The Brookdale Lodge has already restarted live music outdoors and the Scotts Valley Chamber has announced the Art & Wine Festival will return Aug. 22-23. The Aptos Chamber of Commerce won’t organize the 4th of July parade or the party at Aptos Village Park this year, but Cabrillo Stage plans outdoor musicals in June and July.
Overnight summer camps can begin June 1.
A new weekday program, “Camp Scotts Valley” for kids 6-18, will debut June 14 through Aug. 6 at the Scotts Valley Community Center in Skypark, operated by the Boys & Girls Clubs of Santa Cruz County. Registration begins May 10 at https:// boysandgirlsclub.info.
To help food businesses struggling with shutdowns and capacity limits, $28.6 billion was allocated by Congress and approved by President Joe Biden — and the first-come, first-served window opens with the U.S. Small Business Administration taking applications online at 9 a.m. May 3.
This can provide restaurants with funding equal to their pandemic-related revenue loss up to $10 million per business but no more than $5 million per physical location. Funds must be used for allowable expenses by March 11, 2023.
Business owners should register in advance for the Restaurant Revitalization Fund at tinyurl.com/dine-vital-award/. The application window will remain open until the money is gone. (Full URL: restaurants.sba.gov/requests/ borrower/login/?next=/%3Futm_medium %3Demail%26utm_source%3Dgovdelivery)
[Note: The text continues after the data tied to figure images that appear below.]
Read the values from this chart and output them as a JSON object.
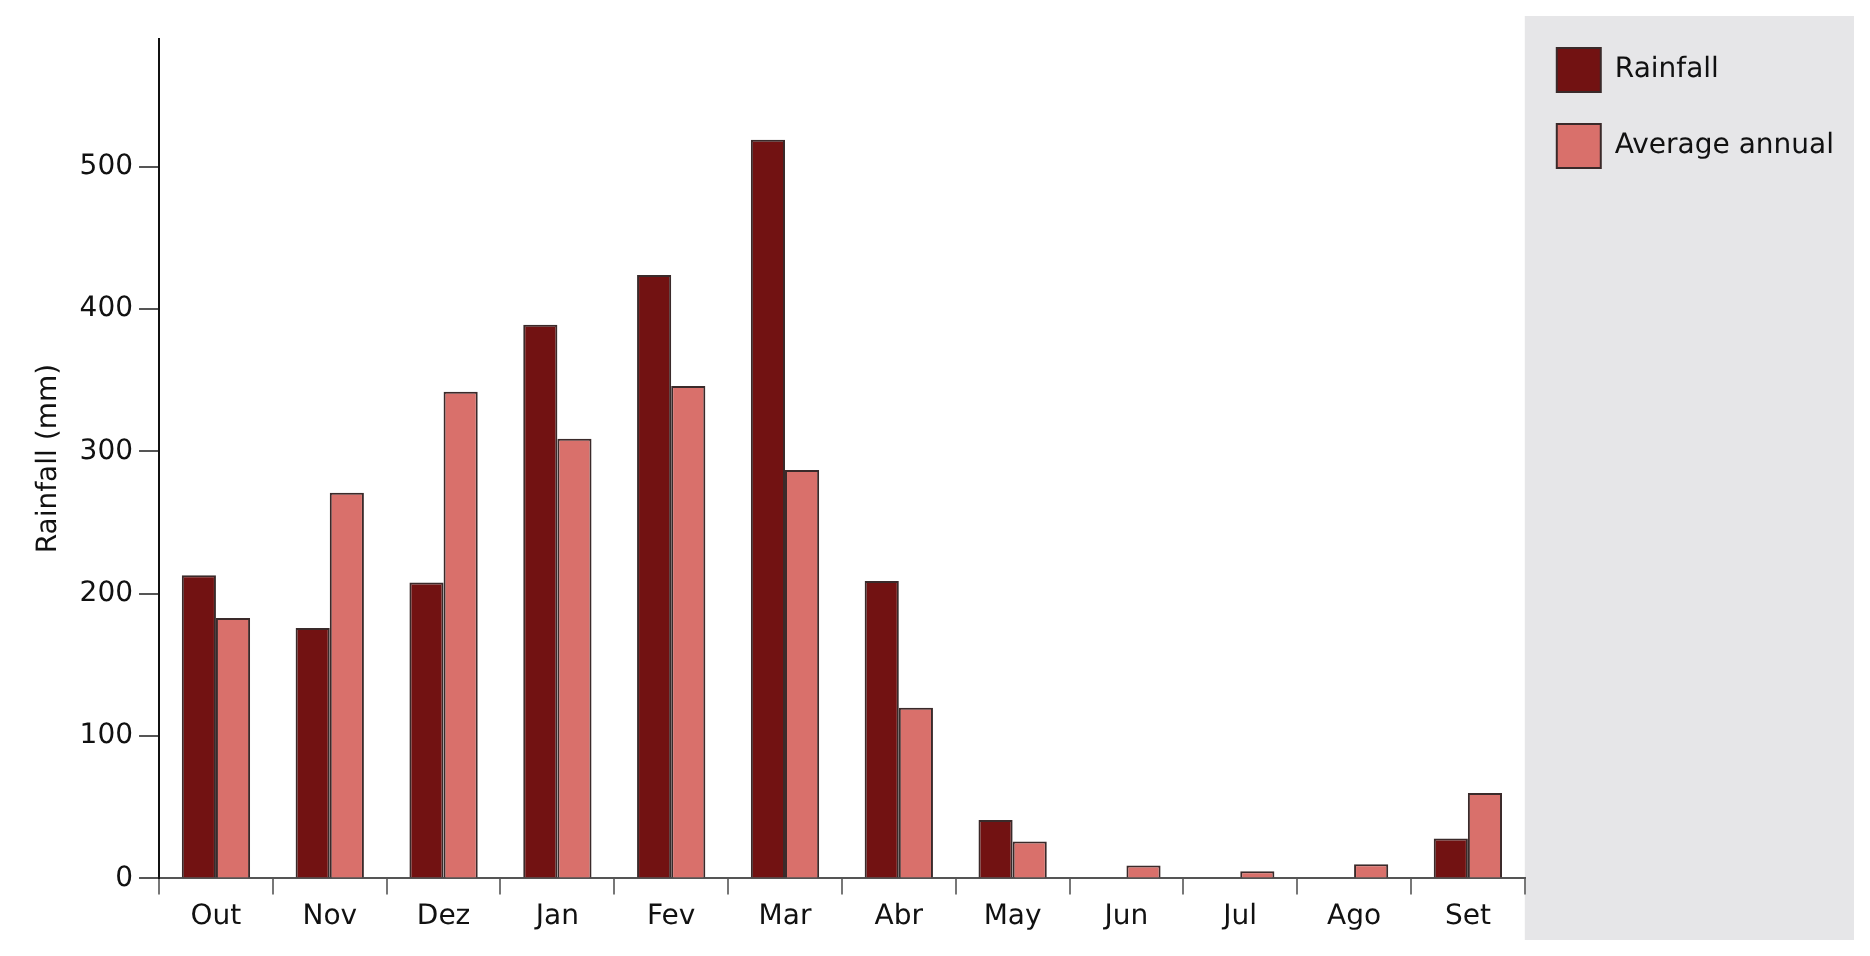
{
  "chart_data": {
    "type": "bar",
    "ylabel": "Rainfall (mm)",
    "categories": [
      "Out",
      "Nov",
      "Dez",
      "Jan",
      "Fev",
      "Mar",
      "Abr",
      "May",
      "Jun",
      "Jul",
      "Ago",
      "Set"
    ],
    "series": [
      {
        "name": "Rainfall",
        "color": "#721212",
        "values": [
          213,
          176,
          208,
          389,
          424,
          519,
          209,
          41,
          0,
          0,
          0,
          28
        ]
      },
      {
        "name": "Average annual",
        "color": "#d9706b",
        "values": [
          183,
          271,
          342,
          309,
          346,
          287,
          120,
          26,
          9,
          5,
          10,
          60
        ]
      }
    ],
    "ylim": [
      0,
      590
    ],
    "yticks": [
      0,
      100,
      200,
      300,
      400,
      500
    ],
    "legend": "right",
    "grid": false
  }
}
Although new COVID cases are way down, the local economy hasn’t recovered due to regulatory restrictions — unemployment in March was 8.1 percent and more than 5,000 jobs in the hospitality sector had yet to return.
To help restaurants, the Scotts Valley City Council allowed outdoor restaurant dining through May 31 when indoor seating was prohibited.
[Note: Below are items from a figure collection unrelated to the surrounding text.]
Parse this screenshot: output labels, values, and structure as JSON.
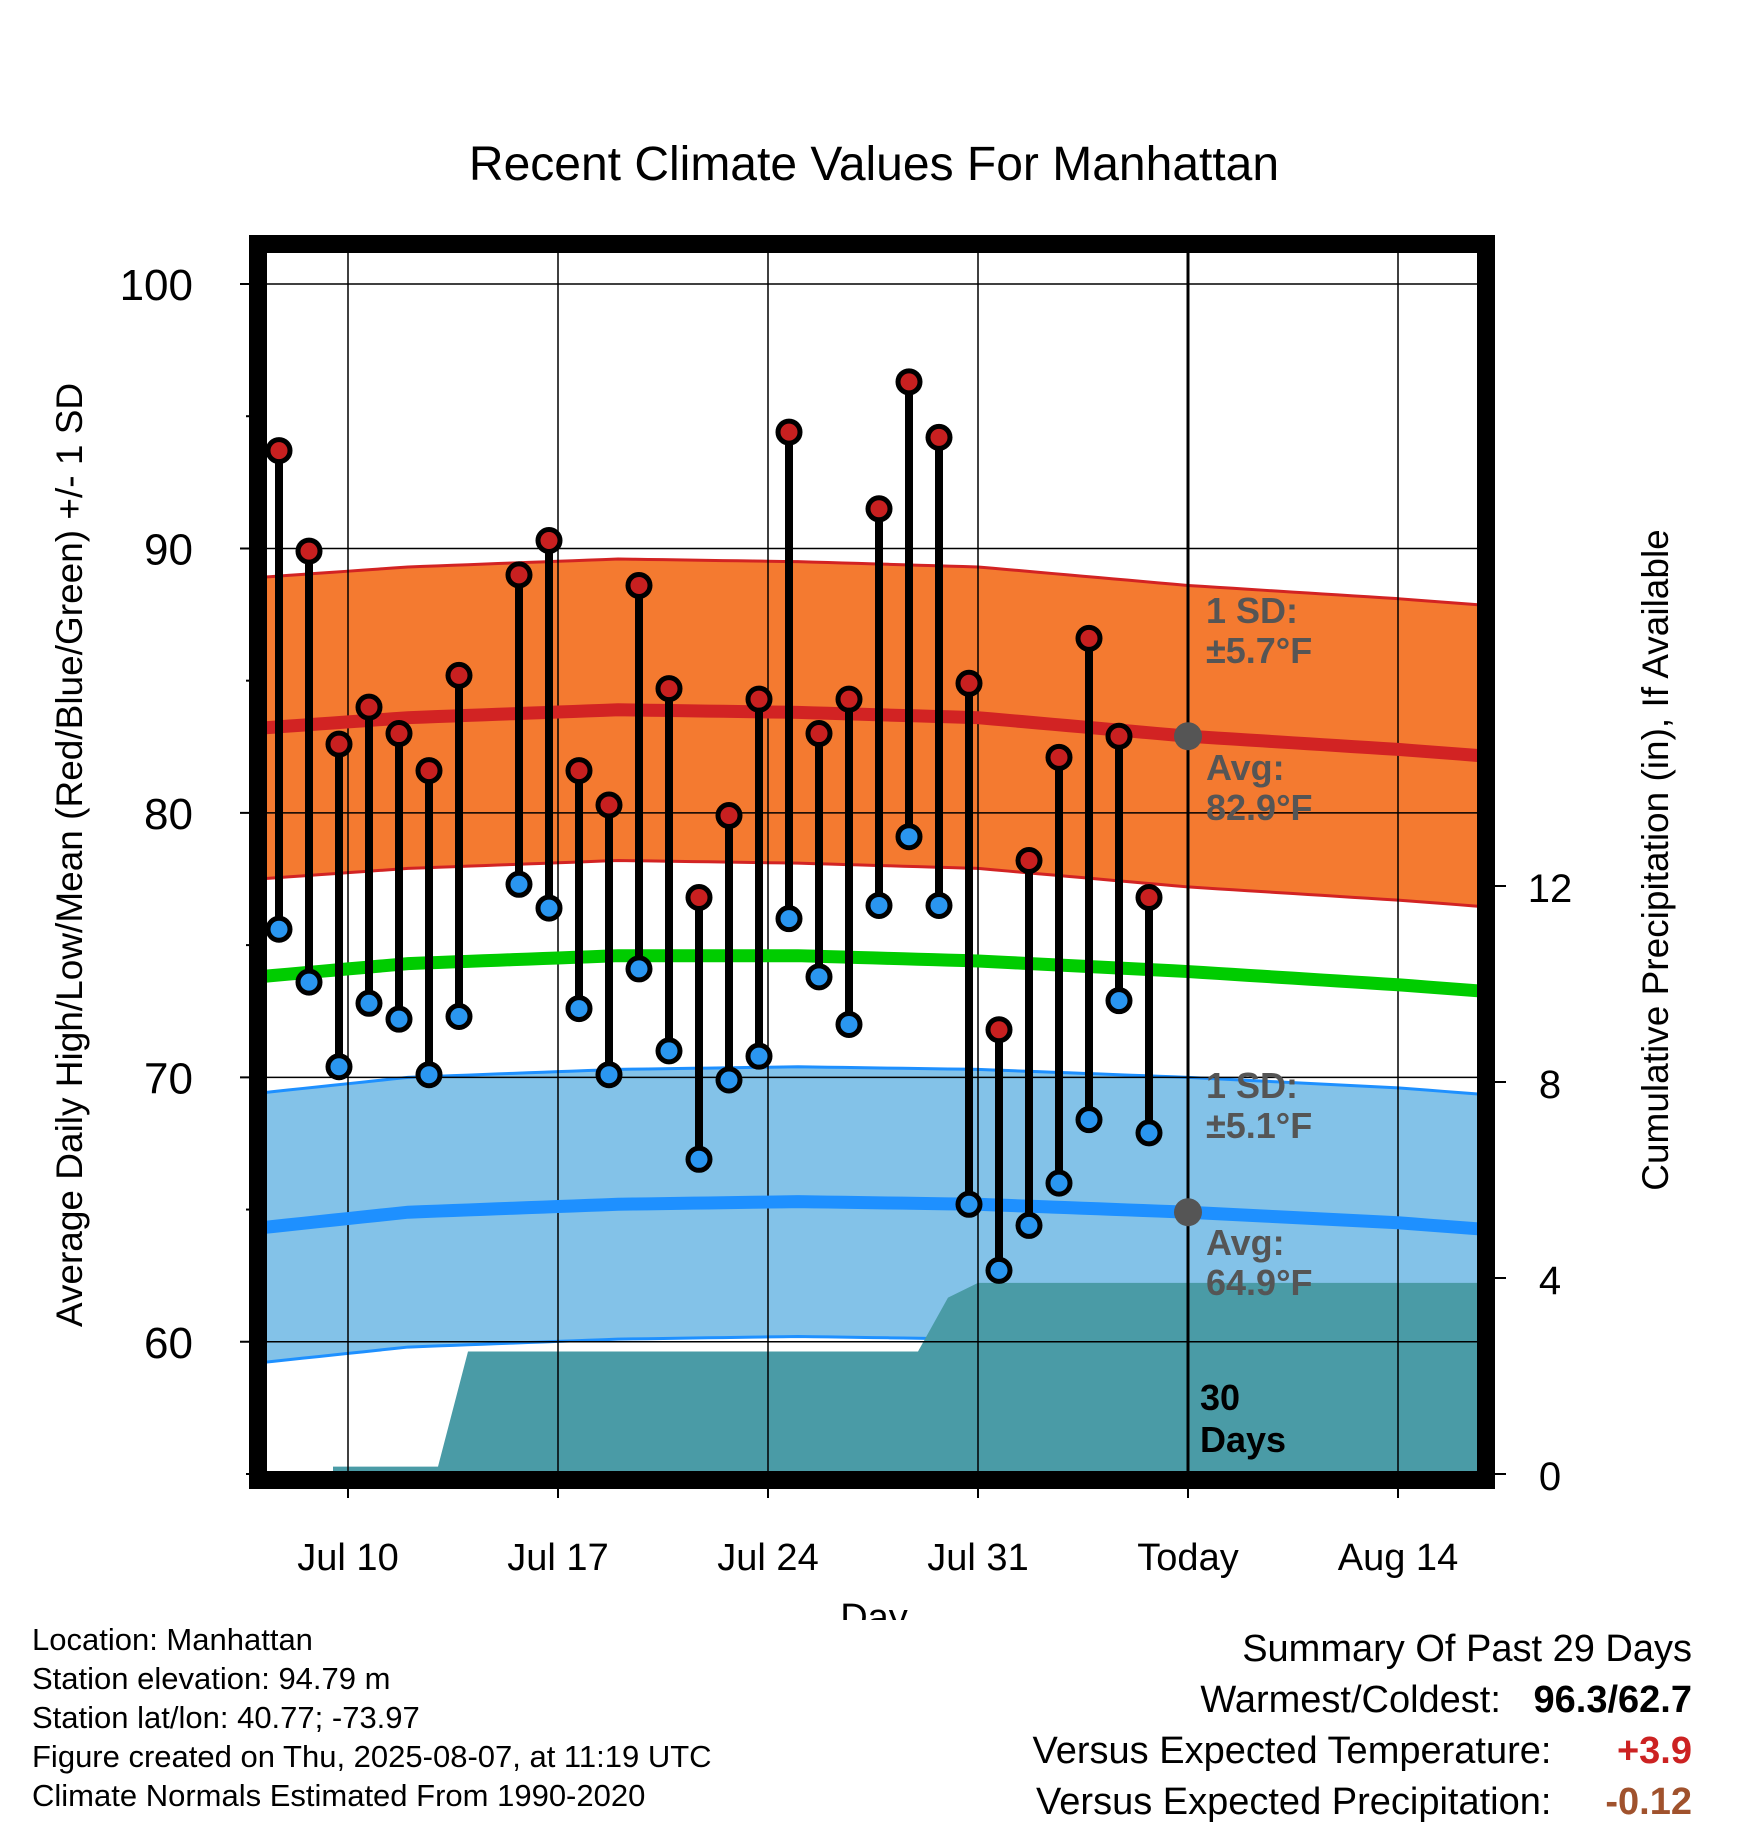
{
  "chart_data": {
    "type": "line",
    "title": "Recent Climate Values For Manhattan",
    "xlabel": "Day",
    "ylabel": "Average Daily High/Low/Mean (Red/Blue/Green) +/- 1 SD",
    "y2label": "Cumulative Precipitation (in), If Available",
    "ylim": [
      55,
      102
    ],
    "y2lim": [
      0,
      17.6
    ],
    "xlim_days": [
      0,
      46
    ],
    "x_tick_days": [
      3,
      10,
      17,
      24,
      31,
      38
    ],
    "x_tick_labels": [
      "Jul 10",
      "Jul 17",
      "Jul 24",
      "Jul 31",
      "Today",
      "Aug 14"
    ],
    "y_ticks": [
      60,
      70,
      80,
      90,
      100
    ],
    "y_minor_ticks": [
      55,
      65,
      75,
      85,
      95
    ],
    "y2_ticks": [
      0,
      4,
      8,
      12
    ],
    "today_day": 31,
    "dates_first": "Jul 7",
    "days": [
      0,
      1,
      2,
      3,
      4,
      5,
      6,
      7,
      8,
      9,
      10,
      11,
      12,
      13,
      14,
      15,
      16,
      17,
      18,
      19,
      20,
      21,
      22,
      23,
      24,
      25,
      26,
      27,
      28,
      29,
      30
    ],
    "highs": [
      93.7,
      89.9,
      82.6,
      84.0,
      83.0,
      81.6,
      85.2,
      null,
      89.0,
      90.3,
      81.6,
      80.3,
      88.6,
      84.7,
      76.8,
      79.9,
      84.3,
      94.4,
      83.0,
      84.3,
      91.5,
      96.3,
      94.2,
      84.9,
      71.8,
      78.2,
      82.1,
      86.6,
      82.9,
      76.8,
      null
    ],
    "lows": [
      75.6,
      73.6,
      70.4,
      72.8,
      72.2,
      70.1,
      72.3,
      null,
      77.3,
      76.4,
      72.6,
      70.1,
      74.1,
      71.0,
      66.9,
      69.9,
      70.8,
      76.0,
      73.8,
      72.0,
      76.5,
      79.1,
      76.5,
      65.2,
      62.7,
      64.4,
      66.0,
      68.4,
      72.9,
      67.9,
      null
    ],
    "normal_high": {
      "days": [
        0,
        5,
        12,
        18,
        24,
        31,
        38,
        45
      ],
      "values": [
        83.2,
        83.6,
        83.9,
        83.8,
        83.6,
        82.9,
        82.4,
        81.8
      ]
    },
    "normal_high_sd": 5.7,
    "normal_mean": {
      "days": [
        0,
        5,
        12,
        18,
        24,
        31,
        38,
        45
      ],
      "values": [
        73.8,
        74.3,
        74.6,
        74.6,
        74.4,
        74.0,
        73.5,
        72.9
      ]
    },
    "normal_low": {
      "days": [
        0,
        5,
        12,
        18,
        24,
        31,
        38,
        45
      ],
      "values": [
        64.3,
        64.9,
        65.2,
        65.3,
        65.2,
        64.9,
        64.5,
        63.9
      ]
    },
    "normal_low_sd": 5.1,
    "precip_cumulative": {
      "days": [
        2.5,
        6,
        7,
        31,
        31,
        46
      ],
      "steps": [
        [
          0,
          0
        ],
        [
          2.5,
          0
        ],
        [
          2.5,
          0.15
        ],
        [
          6,
          0.15
        ],
        [
          7,
          2.5
        ],
        [
          22,
          2.5
        ],
        [
          23,
          3.6
        ],
        [
          24,
          3.9
        ],
        [
          46,
          3.9
        ]
      ]
    },
    "annotations": {
      "high_sd_label": "1 SD:",
      "high_sd_value": "±5.7°F",
      "high_avg_label": "Avg:",
      "high_avg_value": "82.9°F",
      "low_sd_label": "1 SD:",
      "low_sd_value": "±5.1°F",
      "low_avg_label": "Avg:",
      "low_avg_value": "64.9°F",
      "period_line1": "30",
      "period_line2": "Days"
    },
    "colors": {
      "high_band": "#f47a30",
      "high_line": "#d22323",
      "low_band": "#83c2e8",
      "low_line": "#1e90ff",
      "mean_line": "#00cc00",
      "precip": "#4a9ba6",
      "high_dot": "#c82020",
      "low_dot": "#2a96f0",
      "annotation": "#555555"
    }
  },
  "footer": {
    "location": "Location: Manhattan",
    "elevation": "Station elevation: 94.79 m",
    "latlon": "Station lat/lon: 40.77; -73.97",
    "created": "Figure created on Thu, 2025-08-07, at 11:19 UTC",
    "normals": "Climate Normals Estimated From 1990-2020"
  },
  "summary": {
    "heading": "Summary Of Past 29 Days",
    "warm_cold_label": "Warmest/Coldest:",
    "warmest": "96.3",
    "slash": "/",
    "coldest": "62.7",
    "temp_label": "Versus Expected Temperature:",
    "temp_value": "+3.9",
    "temp_color": "#cc2222",
    "precip_label": "Versus Expected Precipitation:",
    "precip_value": "-0.12",
    "precip_color": "#a0522d"
  }
}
“It’s been widely used, popular with patrons and have helped business expand their capacity,” said City Manager Tina Friend. “We consider it a big success.”
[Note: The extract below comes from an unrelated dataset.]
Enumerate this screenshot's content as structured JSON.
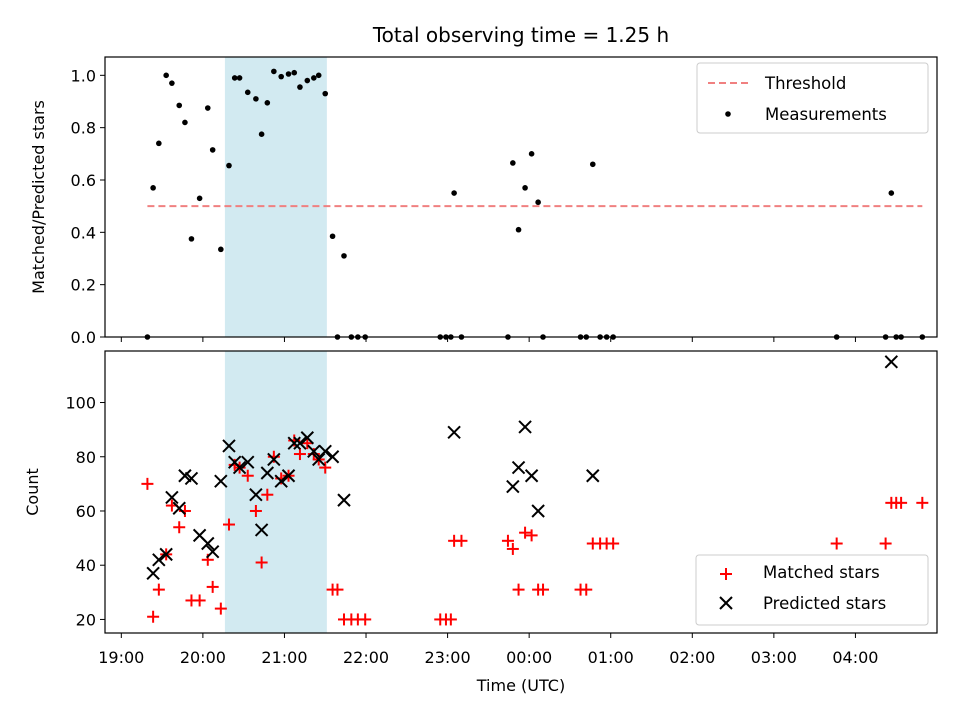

With May 31 approaching, the council is likely to discuss this month whether to extend the temporary program and make permanent, she said.
Kids In School
Aweek ago, Scotts Valley schools opened for full in-person instruction in the elementary grades — a huge change after the pandemic shuttered schools a year ago.
With 77 percent of parents wanting in-person instruction, up from 70 percent previously, the district hired one more teacher for Vine Hill Elementary to adhere to the state’s three-foot spacing requirement in classrooms. Brook Knoll School re-rostered students. Parent volunteers helped with outdoor supervision but more volunteers are needed.
“It certainly felt like a new start for all,” wrote Tanya Krause, superintendent of the Scotts Valley Unified School District, updating parents April 23.
Krause and her fellow superintendents sent an April 21 letter to parents, noting “a report published by the CDC found in-person instruction does not pose a major risk of COVID-19 to children as long as they continue to wear face coverings and maintain adequate physical distance between themselves and others.”